This was the case for María. She had just finished her studies in Portuguese philosophy and couldn’t afford an abortion. Her partner at the time paid for it. She chose the surgical method, more expensive than the medical one, because it was the most suitable solution for her situation as an au pair: “I lived in the house. I slept, ate, and worked there. It would have been very difficult with medication.”

“That day, I left feeling completely emotionally destroyed, even though my physical recovery was perfect. It’s very easy in Spain to wave a purple flag [Editor’s note: the symbolic color of the feminist movement in many countries] and say you’re pro-choice, but you don’t really know what goes on inside a clinic,” she points out.

“Whether it was the treatment I received at the clinic or the attitude of some Spanish people. The country presents itself as very open, but I see a double standard that doesn’t add up.”

Harassment and intimidation by ultra-conservatives on the rise

In addition to discrimination, there is harassment from ultra-conservative groups. “In one of the private clinics, which was one of the first to perform abortions in Madrid, the harassment is violent,” denounces Elena Martín. Every year, intimidation and aggression increase. “Even we, as a feminist movement, are being targeted in an increasingly aggressive manner. Last year, we were really scared. They insulted, threatened, and intimidated us,” she explains.
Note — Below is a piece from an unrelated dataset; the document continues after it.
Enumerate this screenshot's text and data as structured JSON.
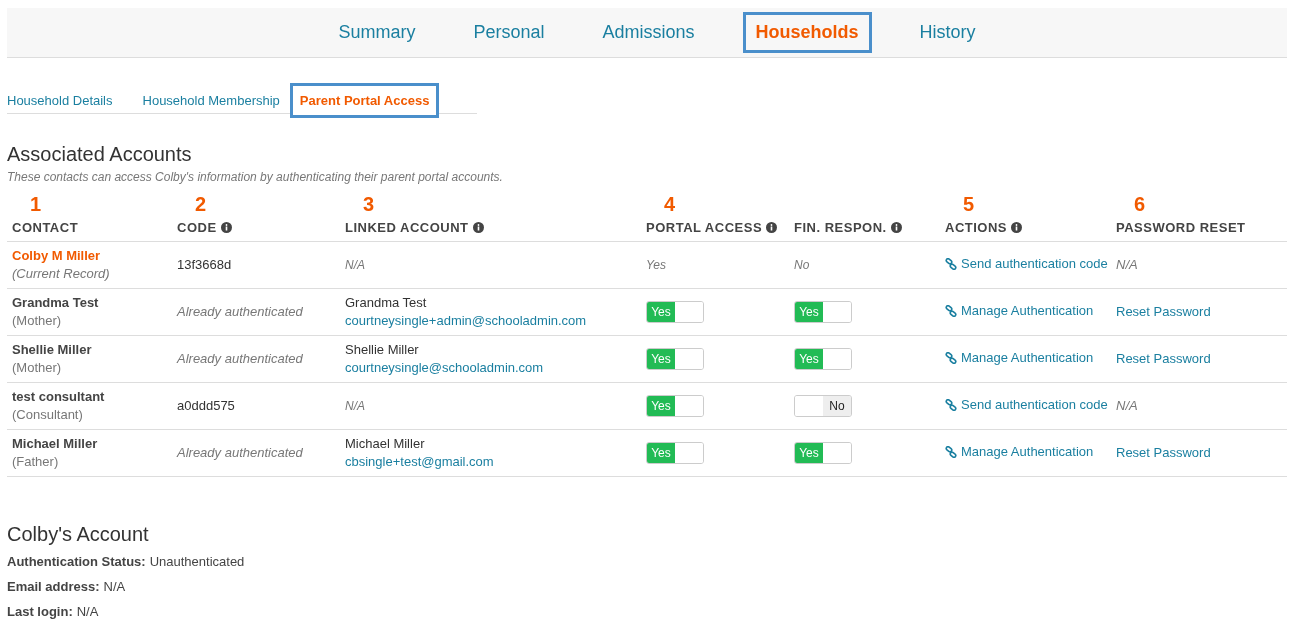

On Monday, November 17, a trial began in Vitoria-Gasteiz against 21 people who participated in anti-abortion rallies outside a clinic in that city in the Basque Country. They are accused of organizing picket lines to coerce and harass all patients entering the clinic. This is the first time a trial of this kind has been held in Europe, making the outcome particularly significant. The demonstrations took place between September 28 and November 4, 2022. The defendants face five months in prison for coercion, a sentence that could be replaced by 100 days of community service.

A right that is not yet fully guaranteed

Furthermore, abortion training is practically nonexistent in medical and nursing schools, which poses a problem in the medium term: the current generation of abortion providers is aging, and there is no new generation of trainees to replace them. “It’s very serious. What’s going to happen? No one will know how to perform abortions,” warns Catalá.

The activists interviewed are convinced that the right to abortion cannot be taken for granted. “Nothing is guaranteed. There are still women who have abortions outside of Spain,” laments Martín. Indeed, women who are more than 22 weeks pregnant and have fetal anomalies—the maximum period allowed by law in these circumstances—are, despite the legal framework, forced to travel to Brussels for an abortion. This is because the “clinical committees” that must give their approval in such cases often refuse.

For Catalá, abortion is under constant threat because it constitutes “absolute defiance of the overriding mandate of patriarchal society. When you have a voluntary abortion, you are opposing the patriarchal injunctions to be a wife and mother. You are saying: look, I know that I am pregnant, and I am saying no!”

This article was carried out with the support of the Tunis Office of the Rosa Luxemburg Foundation.

Photo by Colin Lloyd, Unsplash
Gabriela Martínez

Gabriela Martínez

Gabriela Martínez is an independent Mexican journalist based in Madrid. She writes specifically about health-related topics and runs a newsletter on multiple sclerosis (MS). She also hosts a podcast called Lima Limón about Mexican culture in Spain.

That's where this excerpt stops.